In reaching this conclusion, we have not overlooked our decision in Summerlin v. Bowden, 353 So.2d 1175 (Ala.Civ.App. 1978). In Summerlin, the divorcing parties were awarded joint title to the marital property, but the former husband was awarded both possession of and responsibility for paying the mortgage indebtedness on the property. When the marital residence was destroyed by fire, the former wife unsuccessfully sued to recover one-half of the insurance payment to the former husband. This court concluded that the non-occupying spouse was not entitled to any part of the insurance payment and affirmed the trial court's decision, noting that "the trial court apparently construed the provisions in its prior judgments dealing with the maintenance of insurance on the property to be for the protection of the mortgagee rather than the non-occupying party." 353 So.2d at 1178 (emphasis added).

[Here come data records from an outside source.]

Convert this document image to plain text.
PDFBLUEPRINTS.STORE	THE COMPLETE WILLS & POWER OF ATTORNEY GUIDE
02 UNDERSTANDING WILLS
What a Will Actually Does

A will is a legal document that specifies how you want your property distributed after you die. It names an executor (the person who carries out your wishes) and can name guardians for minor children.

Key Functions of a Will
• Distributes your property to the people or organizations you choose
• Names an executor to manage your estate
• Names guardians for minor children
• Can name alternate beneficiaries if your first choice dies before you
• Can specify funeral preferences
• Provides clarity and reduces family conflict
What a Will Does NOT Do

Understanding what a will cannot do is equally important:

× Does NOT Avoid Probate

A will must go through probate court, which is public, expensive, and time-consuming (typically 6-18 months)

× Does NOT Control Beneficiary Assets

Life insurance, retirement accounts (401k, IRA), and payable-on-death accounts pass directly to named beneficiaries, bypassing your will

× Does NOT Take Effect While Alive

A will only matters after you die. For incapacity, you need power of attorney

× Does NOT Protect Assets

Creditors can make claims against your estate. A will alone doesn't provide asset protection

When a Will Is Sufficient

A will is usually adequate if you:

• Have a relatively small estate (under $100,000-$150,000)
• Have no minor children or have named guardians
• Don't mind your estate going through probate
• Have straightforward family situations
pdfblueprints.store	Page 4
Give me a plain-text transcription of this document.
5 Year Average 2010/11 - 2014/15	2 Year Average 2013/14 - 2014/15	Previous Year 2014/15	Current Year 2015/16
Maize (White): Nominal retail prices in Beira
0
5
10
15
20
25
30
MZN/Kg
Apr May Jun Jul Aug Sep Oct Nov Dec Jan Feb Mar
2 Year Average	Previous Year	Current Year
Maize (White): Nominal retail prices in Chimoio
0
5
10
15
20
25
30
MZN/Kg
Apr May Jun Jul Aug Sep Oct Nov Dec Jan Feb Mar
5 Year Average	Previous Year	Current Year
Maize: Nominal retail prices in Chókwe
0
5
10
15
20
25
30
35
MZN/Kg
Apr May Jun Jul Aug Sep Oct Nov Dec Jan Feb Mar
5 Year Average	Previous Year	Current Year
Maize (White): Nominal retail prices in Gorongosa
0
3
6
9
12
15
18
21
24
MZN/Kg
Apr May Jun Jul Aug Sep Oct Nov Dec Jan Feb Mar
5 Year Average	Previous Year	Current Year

In this case, the former husband was ordered to pay all indebtedness on the marital residence as well as insurance on the property. Unlike Summerlin, however, the former wife received possession of the house free from all indebtedness at her sole election, and it appears that the insurance required of the former husband was at least partially intended to protect the occupying party (the former wife) from the effects of an accident to the house. Thus, in accord with Marshall and Cox, the insurance proceeds should be divided equally between the joint owners of the marital residence.
Based on the foregoing facts and authorities, the trial court's judgment is reversed insofar as it fails to award the former wife half of the insurance proceeds paid as a result of the destruction of the house. Although we must remand this cause to effectuate the division of the $30,000 insurance proceeds between the parties, we recognize that, sitting in equity, the trial court may, in its discretion, review the financial obligations and abilities of the parties in order to craft a judgment that does not destabilize each party's financial situation. To the greatest extent possible, the parties should be returned as close as can be achieved to the position they occupied before the fire destroyed the marital house.
For example, if the former husband were to fund his monetary obligation to the former wife by placing a mortgage on his undivided 50% interest in the acreage on which the house was located, that would be an payment option consistent with this opinion.
The former wife's request for an attorney fee on appeal is denied.
REVERSED AND REMANDED WITH INSTRUCTIONS.
YATES, P.J., and THOMPSON, J., concur.
CRAWLEY and MURDOCK, JJ., concur in the result, without writing.